The World Health Organization (WHO) Global Action Plan seeks 80% availability of the essential medicines for treating noncommunicable diseases. For asthma and COPD, essential medication involves inhaled therapies including short-acting beta-agonists, muscarinic antagonists, and corticosteroids. Investigators therefore conducted a systematic review to determine the affordability, cost, and availability of essential asthma and COPD medications in LMICs.
The investigators searched 7 databases for research articles published between January 1, 2010, and June 30, 2022. The primary outcome measures sought were availability (relative to WHO target of 80%), cost (compared with median price ratio), and affordability (measured by number of days of income of the lowest paid government worker needed to purchase the medication).
A total of 29 studies providing data from 60 LMICs that met inclusion criteria. There was a low risk of bias for all studies and all showed heterogeneity. The 80% availability target was met by 6 of 58 countries for short-acting beta-agonists (SABAs), by 3 of 48 countries for inhaled corticosteroids (ICSs) and by 0 countries for inhaled corticosteroid-long-acting beta-agonist (ICS-LABA) combination inhalers.
Cost was reported in 12 studies; median price ratios were 1.1-351 for SABAs, 2.6-340 for ICSs, and 24 for ICS-LABAs. “The cost of medicines varied substantially between countries; for example, the [median price ratio] for ICSs was 0.12 in Guinea but 340 in Uganda, noted study authors. Effective inhaled medicines, which have been widely available in high-income countries for decades, offer substantial opportunities to improve the long-term management of asthma and COPD in LMICs.

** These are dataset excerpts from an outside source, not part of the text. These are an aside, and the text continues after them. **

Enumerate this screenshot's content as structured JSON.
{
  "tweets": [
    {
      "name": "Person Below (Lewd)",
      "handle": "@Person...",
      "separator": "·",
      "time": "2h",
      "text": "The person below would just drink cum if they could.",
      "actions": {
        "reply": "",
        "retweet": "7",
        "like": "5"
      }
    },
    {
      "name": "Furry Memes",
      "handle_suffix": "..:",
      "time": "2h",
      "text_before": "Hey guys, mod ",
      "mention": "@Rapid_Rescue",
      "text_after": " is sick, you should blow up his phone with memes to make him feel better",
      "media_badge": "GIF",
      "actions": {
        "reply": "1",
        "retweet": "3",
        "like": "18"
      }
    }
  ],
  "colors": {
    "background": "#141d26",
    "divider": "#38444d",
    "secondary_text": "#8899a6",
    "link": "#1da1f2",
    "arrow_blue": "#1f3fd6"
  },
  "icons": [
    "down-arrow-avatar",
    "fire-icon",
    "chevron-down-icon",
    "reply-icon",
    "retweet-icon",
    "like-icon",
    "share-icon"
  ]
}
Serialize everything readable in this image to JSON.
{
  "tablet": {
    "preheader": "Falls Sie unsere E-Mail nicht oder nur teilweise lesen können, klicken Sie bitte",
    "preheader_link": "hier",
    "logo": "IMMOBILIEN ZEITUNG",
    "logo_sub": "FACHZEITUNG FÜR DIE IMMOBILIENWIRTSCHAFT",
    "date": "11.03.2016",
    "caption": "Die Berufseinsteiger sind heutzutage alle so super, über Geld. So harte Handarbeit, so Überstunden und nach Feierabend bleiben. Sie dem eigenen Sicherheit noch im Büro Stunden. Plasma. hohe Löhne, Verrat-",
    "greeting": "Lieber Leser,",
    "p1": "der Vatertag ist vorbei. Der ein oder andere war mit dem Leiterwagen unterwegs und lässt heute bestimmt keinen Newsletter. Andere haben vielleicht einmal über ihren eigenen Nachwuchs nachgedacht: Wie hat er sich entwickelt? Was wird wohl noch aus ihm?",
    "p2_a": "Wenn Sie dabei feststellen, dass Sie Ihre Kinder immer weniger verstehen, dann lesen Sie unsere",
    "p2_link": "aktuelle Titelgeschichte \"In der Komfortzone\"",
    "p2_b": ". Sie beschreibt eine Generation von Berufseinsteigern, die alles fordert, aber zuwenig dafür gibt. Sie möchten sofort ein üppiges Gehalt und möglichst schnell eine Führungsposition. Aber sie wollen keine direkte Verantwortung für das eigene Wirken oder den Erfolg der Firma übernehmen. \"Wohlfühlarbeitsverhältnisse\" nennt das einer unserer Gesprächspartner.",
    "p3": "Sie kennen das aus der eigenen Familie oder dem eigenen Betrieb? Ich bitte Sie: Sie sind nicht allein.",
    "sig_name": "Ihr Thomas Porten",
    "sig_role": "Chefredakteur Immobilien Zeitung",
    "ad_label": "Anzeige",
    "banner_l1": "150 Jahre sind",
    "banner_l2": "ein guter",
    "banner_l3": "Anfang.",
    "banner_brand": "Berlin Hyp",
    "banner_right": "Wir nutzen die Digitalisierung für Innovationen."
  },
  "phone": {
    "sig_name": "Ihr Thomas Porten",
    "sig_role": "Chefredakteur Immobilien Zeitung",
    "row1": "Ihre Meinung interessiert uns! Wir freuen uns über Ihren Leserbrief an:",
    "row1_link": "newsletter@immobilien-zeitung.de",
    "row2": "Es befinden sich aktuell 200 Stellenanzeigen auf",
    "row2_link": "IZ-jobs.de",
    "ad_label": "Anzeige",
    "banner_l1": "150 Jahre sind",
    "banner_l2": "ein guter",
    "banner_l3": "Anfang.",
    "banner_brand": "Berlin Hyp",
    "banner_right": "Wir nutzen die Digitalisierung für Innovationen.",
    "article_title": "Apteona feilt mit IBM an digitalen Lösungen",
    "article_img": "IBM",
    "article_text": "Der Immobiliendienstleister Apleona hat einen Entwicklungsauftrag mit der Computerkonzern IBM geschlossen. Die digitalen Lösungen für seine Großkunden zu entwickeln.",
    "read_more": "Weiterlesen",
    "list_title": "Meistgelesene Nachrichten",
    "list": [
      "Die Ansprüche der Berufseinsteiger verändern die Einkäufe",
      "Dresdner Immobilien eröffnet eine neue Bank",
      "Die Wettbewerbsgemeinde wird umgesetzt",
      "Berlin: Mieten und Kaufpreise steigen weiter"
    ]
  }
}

Affordability data was available in 10 studies. Reviewers found that systemic corticosteroids for managing asthma and COPD exacerbations were more widely available and affordable than ICS. For SABA inhalers, which investigators said were the “most affordable” medication, the cost was typically 1 to 4 days’ wages. In contrast, ICS cost 2 to 7 days’ wages and ICS-LABAs cost at least 6 days’ wages. Review findings also indicated that generic medicines and drugs purchased in public facilities were generally more affordable.
This review is limited, said the study authors, because (1) it provides a narrative review rather than a meta-analysis; (2) it lacks generalizability because of the included studies’ differing methodologies and geographical areas, differing disease prevalence rates, and differing healthcare settings; 3) it lacked data from most LMICs; and (4) all studies were completed before the COVID-19 pandemic.
In summary, said study authors, “Most medicines failed to reach the [WHO] target of 80% availability, and a month’s supply cost of more than a day’s wage of the lowest paid government worker. Availability and affordability of inhaled corticosteroids was particularly poor, both as separate and combination inhalers, compared with inhaled SABAs and systemic steroids.” The researchers further noted that “Effective inhaled medicines, which have been widely available in high-income countries for decades, offer substantial opportunities to improve the long-term management of asthma and COPD in LMICs.”
Disclosure: Some study authors declared affiliations with biotech, pharmaceutical, and/or device companies. Please see the original reference for a full list of authors’ disclosures.
Stolbrink M, Thomson H, Hadfield RM, et al. The availability, cost, and affordability of essential medicines for asthma and COPD in low-income and middle-income countries: a systematic review. Lancet Glob Health. 2022;10(10):e1423-e1442. doi:10.1016/S2214-109X(22)00330-8.